The Paris-based organization drafted the rules after about 140 countries agreed to a sweeping rethink of taxation in October. The first of two so-called pillars of that deal would reallocate profits to be taxed in places where multinationals operate, while the second concerns minimum tax. “The model rules released today are a significant building block in the development of a two-pillar solution, converting the foundations of a political agreement reached in October into enforceable rules,” Pascal Saint-Amans, the OECD’s top tax official, said Monday in a statement.
Political leaders hailed October’s package as a “revolution” that would curtail tax evasion and stop a race between governments to offer ever-lower rates that’s eroded public finances in recent decades. According to the OECD, the minimum tax pillar could generate about $150 billion a year in additional revenue for countries around the world.
Still, there are fresh question marks over whether new rules will ever be fully adopted after key U.S. Democratic Senator Joe Manchin said Sunday he would vote against a package that includes Washington’s version of the minimum tax. The global deal was essentially a fine balance of U.S. and European interests and both sides have threatened not to follow through if the other stumbles.
Besides the minimum tax, Pillar One of the deal also faces hurdles in the U.S. Congress. The OECD is still working on a multilateral convention for those rules, which would give governments around the world rights to tax the biggest 100 multinationals -- about half of which are American. Republicans have opposed those plans.

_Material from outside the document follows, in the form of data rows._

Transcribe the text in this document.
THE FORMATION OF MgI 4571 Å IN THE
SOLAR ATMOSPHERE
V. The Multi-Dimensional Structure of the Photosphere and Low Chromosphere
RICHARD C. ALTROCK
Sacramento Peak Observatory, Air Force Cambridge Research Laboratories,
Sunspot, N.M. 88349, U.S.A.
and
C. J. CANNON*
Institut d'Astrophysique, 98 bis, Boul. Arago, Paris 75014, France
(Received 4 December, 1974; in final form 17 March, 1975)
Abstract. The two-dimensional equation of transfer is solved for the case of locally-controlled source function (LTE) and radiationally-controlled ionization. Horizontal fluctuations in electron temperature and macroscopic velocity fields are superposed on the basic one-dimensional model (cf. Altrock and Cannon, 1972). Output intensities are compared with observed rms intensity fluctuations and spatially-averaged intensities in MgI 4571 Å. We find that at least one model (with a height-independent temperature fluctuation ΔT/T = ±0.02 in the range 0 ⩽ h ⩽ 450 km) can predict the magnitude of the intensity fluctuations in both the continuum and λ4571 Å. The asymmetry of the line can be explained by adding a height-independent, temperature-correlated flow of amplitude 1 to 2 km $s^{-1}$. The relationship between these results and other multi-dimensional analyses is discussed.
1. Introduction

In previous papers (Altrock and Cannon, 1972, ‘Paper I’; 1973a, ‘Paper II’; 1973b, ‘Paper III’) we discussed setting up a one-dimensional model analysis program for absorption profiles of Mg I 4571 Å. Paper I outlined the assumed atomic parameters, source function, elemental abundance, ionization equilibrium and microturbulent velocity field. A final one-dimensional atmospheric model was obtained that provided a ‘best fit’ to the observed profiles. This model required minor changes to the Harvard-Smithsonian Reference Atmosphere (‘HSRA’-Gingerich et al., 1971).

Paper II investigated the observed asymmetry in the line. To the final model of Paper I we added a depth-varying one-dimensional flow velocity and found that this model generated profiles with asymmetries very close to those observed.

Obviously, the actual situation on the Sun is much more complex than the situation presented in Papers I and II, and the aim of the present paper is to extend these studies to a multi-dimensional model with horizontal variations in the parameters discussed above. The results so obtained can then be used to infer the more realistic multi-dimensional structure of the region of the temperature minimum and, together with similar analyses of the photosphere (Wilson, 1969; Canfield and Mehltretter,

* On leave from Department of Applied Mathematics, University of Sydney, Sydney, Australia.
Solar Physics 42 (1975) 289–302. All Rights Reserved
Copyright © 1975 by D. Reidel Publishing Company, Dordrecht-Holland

The minimum tax, which has long had greater bipartisan backing in the U.S., would work by creating a top-up levy that governments apply when profits of a multinational firm in another jurisdiction are effectively taxed at less than 15%. The mechanism will only hit companies with over 750 million euros ($843 million) in global revenue. The documents released Monday by the OECD provide further guidance on “carveouts,” which would allow firms to reduce their exposure to minimum tax based on tangible assets and payroll costs. To phase in the new rules, such exemptions will be gradually reduced over 10 years.